The brand name of octreotide.

Septo Optic Dysplasia

Rare congenital underdevelopment of the midline of the brain affecting sight, and sometimes producing hypopituitarism, diabetes insipidus, and possible failure of the adrenal and thyroid glands.

Sex hormones

Luteinising hormone (LH) and follicle-stimulating hormone (FSH) are produced by the pituitary gland and stimulate the ovaries to produce oestrogen (in women) and testosterone (in men).

Short stature

Often due to underproduction of growth hormone.

Sleep apnoea

A condition in which you stop breathing for a few moments while asleep. This causes poor quality sleep such that you wake in the morning with a headache and still feeling tired, and can result in you falling asleep during the day. The partners of sufferers typically complain they are bad snorers. Sleep apnoea is a common disorder in patients with acromegaly.

Somatostatin

A naturally occurring hormone that reduces GH release from the pituitary gland. Man-made modified versions of somatostatin are known as somatostatin analogues.

Somatotrophin

Growth hormone.

Somatuline LA

The brand name of lanreotide.

Subcutaneous injection

An injection under the skin, as opposed to deeper into the muscle.

Tall stature

A condition caused by production of too much growth hormone during childhood, before growth is complete. It causes people to grow much taller than they would otherwise have done. This condition is also known as gigantism.

Testosterone

The main sex hormone in men, produced by the testes.

Thyroid Gland

A gland which lies over the windpipe and just below the larynx. It produces hormones that are essential to numerous body processes.

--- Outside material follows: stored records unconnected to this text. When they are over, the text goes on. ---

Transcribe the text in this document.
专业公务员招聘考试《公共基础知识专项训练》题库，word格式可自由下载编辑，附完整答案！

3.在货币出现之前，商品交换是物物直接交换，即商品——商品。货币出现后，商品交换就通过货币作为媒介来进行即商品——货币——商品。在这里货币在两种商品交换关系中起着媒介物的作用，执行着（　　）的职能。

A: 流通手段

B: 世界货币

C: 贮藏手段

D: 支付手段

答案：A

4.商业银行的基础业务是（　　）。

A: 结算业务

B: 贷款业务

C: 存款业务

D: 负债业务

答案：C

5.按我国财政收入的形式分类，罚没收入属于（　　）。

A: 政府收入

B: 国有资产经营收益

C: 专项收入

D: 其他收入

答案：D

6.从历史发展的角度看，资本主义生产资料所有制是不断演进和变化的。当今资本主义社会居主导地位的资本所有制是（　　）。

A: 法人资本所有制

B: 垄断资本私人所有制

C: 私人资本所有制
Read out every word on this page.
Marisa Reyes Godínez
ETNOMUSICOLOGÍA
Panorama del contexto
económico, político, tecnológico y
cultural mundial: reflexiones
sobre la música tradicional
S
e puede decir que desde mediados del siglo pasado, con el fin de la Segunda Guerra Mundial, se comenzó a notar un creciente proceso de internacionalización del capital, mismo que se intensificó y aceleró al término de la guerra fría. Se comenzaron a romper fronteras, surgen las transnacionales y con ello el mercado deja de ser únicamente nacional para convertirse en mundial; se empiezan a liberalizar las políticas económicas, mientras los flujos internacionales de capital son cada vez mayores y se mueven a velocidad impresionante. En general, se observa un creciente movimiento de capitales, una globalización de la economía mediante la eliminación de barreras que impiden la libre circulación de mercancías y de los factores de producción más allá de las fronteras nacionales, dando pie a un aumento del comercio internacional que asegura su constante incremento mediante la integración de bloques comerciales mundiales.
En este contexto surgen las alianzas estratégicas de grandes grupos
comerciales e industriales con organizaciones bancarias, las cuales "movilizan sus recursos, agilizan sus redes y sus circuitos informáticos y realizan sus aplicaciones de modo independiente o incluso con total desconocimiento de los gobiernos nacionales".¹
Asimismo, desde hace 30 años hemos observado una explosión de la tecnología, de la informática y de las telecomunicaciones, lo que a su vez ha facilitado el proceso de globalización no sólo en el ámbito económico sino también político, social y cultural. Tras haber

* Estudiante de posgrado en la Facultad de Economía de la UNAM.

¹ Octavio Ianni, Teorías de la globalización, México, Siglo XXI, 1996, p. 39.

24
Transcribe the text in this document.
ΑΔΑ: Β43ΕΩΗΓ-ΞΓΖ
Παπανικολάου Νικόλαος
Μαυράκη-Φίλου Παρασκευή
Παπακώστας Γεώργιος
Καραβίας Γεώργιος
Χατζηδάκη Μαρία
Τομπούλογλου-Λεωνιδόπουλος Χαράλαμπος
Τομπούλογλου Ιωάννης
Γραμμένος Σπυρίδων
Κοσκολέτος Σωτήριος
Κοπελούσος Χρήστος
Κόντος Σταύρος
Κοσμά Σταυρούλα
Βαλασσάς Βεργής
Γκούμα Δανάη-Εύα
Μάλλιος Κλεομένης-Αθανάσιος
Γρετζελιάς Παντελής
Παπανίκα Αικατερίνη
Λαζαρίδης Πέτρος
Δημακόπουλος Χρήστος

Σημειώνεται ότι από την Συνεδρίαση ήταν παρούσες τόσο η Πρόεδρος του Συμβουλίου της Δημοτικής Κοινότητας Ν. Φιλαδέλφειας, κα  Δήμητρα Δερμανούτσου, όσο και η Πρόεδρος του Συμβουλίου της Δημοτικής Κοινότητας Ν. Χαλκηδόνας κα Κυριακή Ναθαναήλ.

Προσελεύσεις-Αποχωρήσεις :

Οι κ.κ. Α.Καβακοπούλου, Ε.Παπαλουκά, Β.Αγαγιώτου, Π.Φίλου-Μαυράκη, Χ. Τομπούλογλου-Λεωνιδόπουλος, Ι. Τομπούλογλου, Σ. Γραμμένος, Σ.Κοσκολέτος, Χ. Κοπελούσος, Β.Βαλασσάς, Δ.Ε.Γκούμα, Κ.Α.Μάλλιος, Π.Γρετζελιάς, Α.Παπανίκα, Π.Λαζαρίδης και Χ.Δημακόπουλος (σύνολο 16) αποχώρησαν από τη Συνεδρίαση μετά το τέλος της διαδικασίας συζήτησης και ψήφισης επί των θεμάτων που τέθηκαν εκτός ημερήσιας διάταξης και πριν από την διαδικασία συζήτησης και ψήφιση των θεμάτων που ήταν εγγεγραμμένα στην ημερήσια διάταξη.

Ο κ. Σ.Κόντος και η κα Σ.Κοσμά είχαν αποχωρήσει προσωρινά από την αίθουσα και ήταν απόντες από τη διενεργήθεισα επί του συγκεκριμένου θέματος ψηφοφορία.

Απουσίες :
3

Thyroid stimulating hormone

A hormone which your pituitary sends to your thyroid gland to stimulate the production of thyroxine.

Thyrotrophin

Thyroid stimulating hormone.

Thyroxine

A hormone produced by the thyroid gland.

Transsphenoidal surgery

A method of operating on the pituitary gland by making an incision in front of the upper teeth and behind the upper lip, or sometimes through the nose.

Vasopressin

A hormone released by the pituitary gland, which acts on the kidney to conserve body fluids. It is also known as anti-diuretic hormone (ADH).